No documento WINNICOTT, D.W. - O Brincar e a Realidade (1) (páginas 160-165)

Esta exposição torna necessário um exame do destino desse espaço potencial, que pode ou não entrar em evidência como área vital na vida psíquica da pessoa em desenvolvimento.

O que acontece se a mãe dá início a um fracasso gradativo de adaptação, a partir de uma posição de adaptação plena? Esse é o ponto crucial da questão e o problema requer estudo, por influenciar nossa técnica como analistas, quando temos pacientes que são regressivos, no sentido de serem dependentes. Na boa experiência média, nesse campo de manejo (que começa tão primitivamente, e está sempre recomeçando), o bebê encontra prazer intenso, até mesmo doloroso, associado à brincadeira imaginativa. Não há jogo estabelecido, de modo que tudo é criativo, e, embora o brincar faça parte da relação de objeto, tudo o que acontece é pessoal ao bebê. Tudo o que é físico, é imaginativamente elaborado, investido de uma qualidade de primeira vez. Posso dizer que esse é o significado pretendido para a palavra 'catexizar'?

Posso perceber que me encontro no campo do conceito de 'busca do objeto' (em oposição à 'busca de satisfação'), de Fairbairn (1941).

Como observadores, notamos que na brincadeira tudo já foi feito antes, sentido antes, cheirado antes, e onde surgem símbolos específicos da união do bebê e da mãe (objetos transicionais), esses próprios objetos foram adotados, não criados.

Contudo, para o bebê (se a mãe puder proporcionar as condições corretas), todo e qualquer pormenor de sua vida constitui exemplo do viver criativo. Todo objeto é um objeto 'descoberto'. Dada ia oportunidade, o bebê começa a viver criativamente e a utilizar, objetos reais, para neles e com eles ser criativo. Se o bebê não receber essa oportunidade, então não existirá área em que possa brincar, ou ter experiência cultural, disso decorrendo que não existirão vínculos com a herança cultural, nem contribuição para o fundo cultural.

A 'criança privada' é notoriamente inquieta e incapaz de brincar, apresentando um empobrecimento da capacidade de experiência no campo cultural. Essa observação conduz a um estudo do efeito da

privação na época da perda do que se tornou aceito como fidedigno. O estudo dos efeitos da perda em qualquer estádio primitivo envolve-nos no exame dessa área intermediária, ou espaço potencial entre sujeito e objeto. O fracasso da fidedignidade ou perda do objeto significa, para a criança, perda da área da brincadeira e perda de um símbolo significativo. Em circunstâncias favoráveis, o espaço potencial se preenche com os produtos da própria imaginação criativa do bebê. Nas desfavoráveis, há ausência do uso criativo de objetos, ou esse uso é relativamente incerto. Já descrevi (Winnicott, 1960a) o modo como a defesa do eu (self) falso e submisso aparece, quando se oculta o verdadeiro eu (self) com potencial para o uso criativo de objetos.

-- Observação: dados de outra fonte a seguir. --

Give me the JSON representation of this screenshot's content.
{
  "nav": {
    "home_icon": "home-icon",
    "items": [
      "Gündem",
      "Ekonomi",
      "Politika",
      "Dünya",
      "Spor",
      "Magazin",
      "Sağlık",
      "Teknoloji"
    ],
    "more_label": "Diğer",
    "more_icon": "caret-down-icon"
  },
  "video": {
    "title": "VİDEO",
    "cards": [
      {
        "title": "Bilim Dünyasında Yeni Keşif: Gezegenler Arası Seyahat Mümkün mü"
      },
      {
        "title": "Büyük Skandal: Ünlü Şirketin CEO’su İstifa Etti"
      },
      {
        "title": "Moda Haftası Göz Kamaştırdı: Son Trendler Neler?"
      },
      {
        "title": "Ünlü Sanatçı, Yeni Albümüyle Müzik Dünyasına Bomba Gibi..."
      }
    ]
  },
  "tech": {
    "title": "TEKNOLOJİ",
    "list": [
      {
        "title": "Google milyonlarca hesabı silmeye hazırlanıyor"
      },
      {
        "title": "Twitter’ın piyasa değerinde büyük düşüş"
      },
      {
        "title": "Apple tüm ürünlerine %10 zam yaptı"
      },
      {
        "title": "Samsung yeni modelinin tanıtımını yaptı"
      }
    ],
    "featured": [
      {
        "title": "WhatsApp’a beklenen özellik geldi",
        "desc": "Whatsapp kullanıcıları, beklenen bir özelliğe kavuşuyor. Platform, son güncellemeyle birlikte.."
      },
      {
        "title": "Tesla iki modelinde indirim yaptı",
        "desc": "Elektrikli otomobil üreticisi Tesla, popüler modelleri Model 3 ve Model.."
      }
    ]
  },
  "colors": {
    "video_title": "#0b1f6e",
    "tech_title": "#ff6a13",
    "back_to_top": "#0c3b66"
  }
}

Em casos de fracasso prematuro da fidedignidade ambiental, ocorre um perigo alternativo, o de que esse espaço potencial possa ser preenchido com o que nele é injetado a partir de outrem que não o bebê. Parece que tudo o que provenha de outrem, nesse espaço, constitui material persecutório, sem que- o bebê disponha de meios para rejeitá-lo. Os analistas precisam estar atentos para evitar a criação de um sentimento de confiança e uma área intermediária em que a brincadeira se possa efetuar, e, depois, injetar nessa área ou inflá-la com interpretações que, com efeito, provêm de suas próprias imaginações criativas.

Fred Plaut, analista junguiano, escreveu um artigo (1966), do qual cito:

'A capacidade de formar imagens e utilizá-las construtivamente pela recombinação em novos padrões, diferentemente dos sonhos, ou fantasias, depende da capacidade do indivíduo em confiar.'

A palavra confiança, nesse contexto, demonstra compreensão do que quero significar pela construção da confiança baseada na experiência,

na época da dependência máxima, antes da fruição e do emprego da separação e da independência.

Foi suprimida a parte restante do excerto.